Economics 

 

Economists have relied on Stata for over 30 years because of its breadth, accuracy, extensibility, and reproducibility. Whether you are researching school selection, minimum wage, GDP, or stock trends, Stata provides all the statistics, graphics, and data-management tools needed to pursue a broad range of economic questions.



Features for economists:

Panel data
Obtain descriptive statistics and estimates for linear, nonlinear, and dynamic panel-data models. Get access to instrumental-variables random-effects, fixed-effects, and population-averaged estimates. Build your own dynamic model or use traditional models like Arellano–Bond.

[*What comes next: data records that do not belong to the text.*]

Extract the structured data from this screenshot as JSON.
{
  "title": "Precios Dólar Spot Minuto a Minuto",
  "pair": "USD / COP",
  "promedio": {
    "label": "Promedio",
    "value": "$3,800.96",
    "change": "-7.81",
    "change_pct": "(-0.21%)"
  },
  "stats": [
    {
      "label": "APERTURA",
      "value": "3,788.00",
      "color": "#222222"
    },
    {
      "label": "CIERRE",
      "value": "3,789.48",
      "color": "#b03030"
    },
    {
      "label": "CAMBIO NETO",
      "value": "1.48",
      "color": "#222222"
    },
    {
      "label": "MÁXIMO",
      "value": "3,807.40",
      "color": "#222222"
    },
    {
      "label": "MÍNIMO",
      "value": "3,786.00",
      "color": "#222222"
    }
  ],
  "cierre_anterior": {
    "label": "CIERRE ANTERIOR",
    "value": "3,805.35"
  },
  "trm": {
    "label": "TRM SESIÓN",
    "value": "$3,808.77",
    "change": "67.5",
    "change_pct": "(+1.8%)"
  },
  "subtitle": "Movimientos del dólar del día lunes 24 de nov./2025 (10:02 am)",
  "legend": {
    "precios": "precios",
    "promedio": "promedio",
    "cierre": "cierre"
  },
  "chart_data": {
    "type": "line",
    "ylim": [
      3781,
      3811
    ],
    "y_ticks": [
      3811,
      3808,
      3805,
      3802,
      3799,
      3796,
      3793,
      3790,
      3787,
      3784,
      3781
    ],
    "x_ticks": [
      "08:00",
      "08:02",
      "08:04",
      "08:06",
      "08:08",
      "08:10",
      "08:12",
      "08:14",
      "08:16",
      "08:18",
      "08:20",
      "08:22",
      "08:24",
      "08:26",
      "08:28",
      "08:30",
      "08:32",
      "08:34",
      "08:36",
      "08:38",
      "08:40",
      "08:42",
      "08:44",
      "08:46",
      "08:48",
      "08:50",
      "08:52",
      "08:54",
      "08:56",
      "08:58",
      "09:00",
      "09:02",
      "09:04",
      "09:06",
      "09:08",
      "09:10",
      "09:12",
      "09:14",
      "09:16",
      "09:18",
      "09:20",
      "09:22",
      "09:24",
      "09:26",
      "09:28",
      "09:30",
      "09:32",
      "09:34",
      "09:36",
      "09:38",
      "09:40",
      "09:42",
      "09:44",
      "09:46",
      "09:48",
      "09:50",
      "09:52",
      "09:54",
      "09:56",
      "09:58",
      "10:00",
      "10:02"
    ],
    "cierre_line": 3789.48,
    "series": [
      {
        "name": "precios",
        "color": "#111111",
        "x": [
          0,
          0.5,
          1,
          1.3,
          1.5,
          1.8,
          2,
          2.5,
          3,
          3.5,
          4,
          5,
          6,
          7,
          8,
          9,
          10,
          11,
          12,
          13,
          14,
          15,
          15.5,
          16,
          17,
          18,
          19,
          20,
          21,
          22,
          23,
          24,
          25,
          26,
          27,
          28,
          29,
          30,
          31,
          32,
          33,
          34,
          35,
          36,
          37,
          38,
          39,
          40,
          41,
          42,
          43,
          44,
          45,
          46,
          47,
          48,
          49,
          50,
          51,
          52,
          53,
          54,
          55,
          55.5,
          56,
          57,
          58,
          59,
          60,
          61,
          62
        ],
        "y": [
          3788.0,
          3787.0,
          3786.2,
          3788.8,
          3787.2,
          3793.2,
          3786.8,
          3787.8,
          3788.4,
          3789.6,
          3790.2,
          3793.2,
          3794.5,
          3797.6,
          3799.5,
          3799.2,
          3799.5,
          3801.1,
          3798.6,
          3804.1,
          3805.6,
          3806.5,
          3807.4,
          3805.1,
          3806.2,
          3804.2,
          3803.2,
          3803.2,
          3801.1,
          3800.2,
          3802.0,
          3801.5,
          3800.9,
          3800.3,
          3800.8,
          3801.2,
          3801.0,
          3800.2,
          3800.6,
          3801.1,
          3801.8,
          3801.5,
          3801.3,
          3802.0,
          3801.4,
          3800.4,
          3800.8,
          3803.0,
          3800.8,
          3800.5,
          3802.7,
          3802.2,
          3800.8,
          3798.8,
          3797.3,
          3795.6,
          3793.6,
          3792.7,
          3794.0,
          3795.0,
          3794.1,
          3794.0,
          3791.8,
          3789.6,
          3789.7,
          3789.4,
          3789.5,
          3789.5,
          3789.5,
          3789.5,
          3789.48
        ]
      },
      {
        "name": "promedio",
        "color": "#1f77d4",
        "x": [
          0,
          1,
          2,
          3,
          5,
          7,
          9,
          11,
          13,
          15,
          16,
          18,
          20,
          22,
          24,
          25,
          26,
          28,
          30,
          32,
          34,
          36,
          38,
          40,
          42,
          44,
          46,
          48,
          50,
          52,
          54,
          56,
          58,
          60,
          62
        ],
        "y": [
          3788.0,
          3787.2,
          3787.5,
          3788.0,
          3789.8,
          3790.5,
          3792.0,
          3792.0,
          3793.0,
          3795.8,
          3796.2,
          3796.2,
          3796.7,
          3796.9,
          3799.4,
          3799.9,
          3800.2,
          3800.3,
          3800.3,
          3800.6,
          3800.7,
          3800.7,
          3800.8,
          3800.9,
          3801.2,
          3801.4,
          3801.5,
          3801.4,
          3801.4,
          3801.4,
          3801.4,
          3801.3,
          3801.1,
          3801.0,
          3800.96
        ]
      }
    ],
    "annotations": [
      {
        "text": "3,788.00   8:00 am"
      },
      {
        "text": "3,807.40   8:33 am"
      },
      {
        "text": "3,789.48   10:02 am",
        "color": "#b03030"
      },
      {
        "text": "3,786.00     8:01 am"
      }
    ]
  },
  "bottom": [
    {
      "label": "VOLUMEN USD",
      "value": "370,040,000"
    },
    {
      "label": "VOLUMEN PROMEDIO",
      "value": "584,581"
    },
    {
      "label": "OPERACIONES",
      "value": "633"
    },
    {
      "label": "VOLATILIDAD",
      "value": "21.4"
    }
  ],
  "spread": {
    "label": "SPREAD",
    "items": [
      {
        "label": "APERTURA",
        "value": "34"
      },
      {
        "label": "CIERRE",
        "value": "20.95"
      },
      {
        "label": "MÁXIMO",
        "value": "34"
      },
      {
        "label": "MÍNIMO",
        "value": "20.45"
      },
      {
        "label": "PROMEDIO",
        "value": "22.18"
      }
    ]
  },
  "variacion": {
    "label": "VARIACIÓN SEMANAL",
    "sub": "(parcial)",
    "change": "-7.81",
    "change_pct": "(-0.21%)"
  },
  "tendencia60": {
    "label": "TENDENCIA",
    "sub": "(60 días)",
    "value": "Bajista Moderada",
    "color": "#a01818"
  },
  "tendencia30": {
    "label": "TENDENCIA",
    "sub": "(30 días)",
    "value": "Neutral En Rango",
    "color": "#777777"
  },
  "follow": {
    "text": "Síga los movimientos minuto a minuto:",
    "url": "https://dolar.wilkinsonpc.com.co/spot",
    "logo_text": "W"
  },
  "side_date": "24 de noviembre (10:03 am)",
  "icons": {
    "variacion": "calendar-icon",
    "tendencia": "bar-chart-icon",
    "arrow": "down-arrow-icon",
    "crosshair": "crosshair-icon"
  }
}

Fit models for binary, count, and continuous outcomes. And more.

 

Time series
Fit multivariate and univariate time-series models. Obtain ARIMA, GARCH, ARCH, VAR, structural VAR, VEC, multivariate GARCH, multivariate ARCH, dynamic factors, and unobserved-components models. And more. 

 

Cross-sectional models
Fit linear, quantile, truncated, and censored regressions and maximum likelihood models for binary, count, fractional, continuous, ordered, and multivariate outcomes. And more.

 

Survival analysis
Perform survival-data analysis for your descriptive statistics, Cox proportional hazards model, linear regression models, structural equation models, binary response models, discrete response models, instrumental-variables models, and regressions models with selection. And more. 

 

Treatment effects
Estimate treatment effects for continuous, binary, count, and survival outcomes and for multilevel and multivalued treatments. Obtain estimates of effects under endogeneity. Choose from inverse probability weights (IPW), propensity-score matching, covariate matching, regression adjustment, doubly-robust augmented IPW and IPW with regression adjustment models. And more.

 

Instrumental variables and selection
Fit cross-sectional and panel-data models under endogeneity and with selection. Use estimators for selection and endogeneity for binary, count, and continuous outcomes. And more.

 

GMM
Fit models using the generalized method of moments (GMM). Obtain estimates for cross-sectional and panel-data models, specifying your own moment conditions and instruments. And more.

 

Mata
Program your own estimator using Stata's built-in matrix language, MATA. Use MATA interactively with Stata. Obtain inversions, decompositions, eigenvalues and eigenvectors, and numerical derivatives. Use LAPACK routines, real and complex numbers, string matrices, and object-oriented programming. And more. 

 

Forecasting
Compute static and dynamic forecasts using estimation results from time-series, panel, and cross-sectional data. Incorporate results from different estimations, contrast alternative forecast scenarios, write down identities and factor adjustments, and compute stochastic confidence intervals.

 

Survey methods
Handle probability sampling weights, multiple stages of cluster sampling, stage-level sampling weights, stratification, and poststratification. Use variance techniques of balanced repeated replications, the bootstrap, the jackknife, successive difference replication, and linearization. Fit many different statistical models on complex survey data. And more.

 

Bayesian analysis
Fit Bayesian regression models using a Metropolis–Hastings Markov chain Monte Carlo (MCMC) method. Choose from a variety of supported models or program your own. Check convergence visually using extensive graphical tools. Compute posterior mean estimates and credible intervals for model parameters and functions of model parameters. Perform interval and model-based hypothesis testing. Compare models using Bayes factors.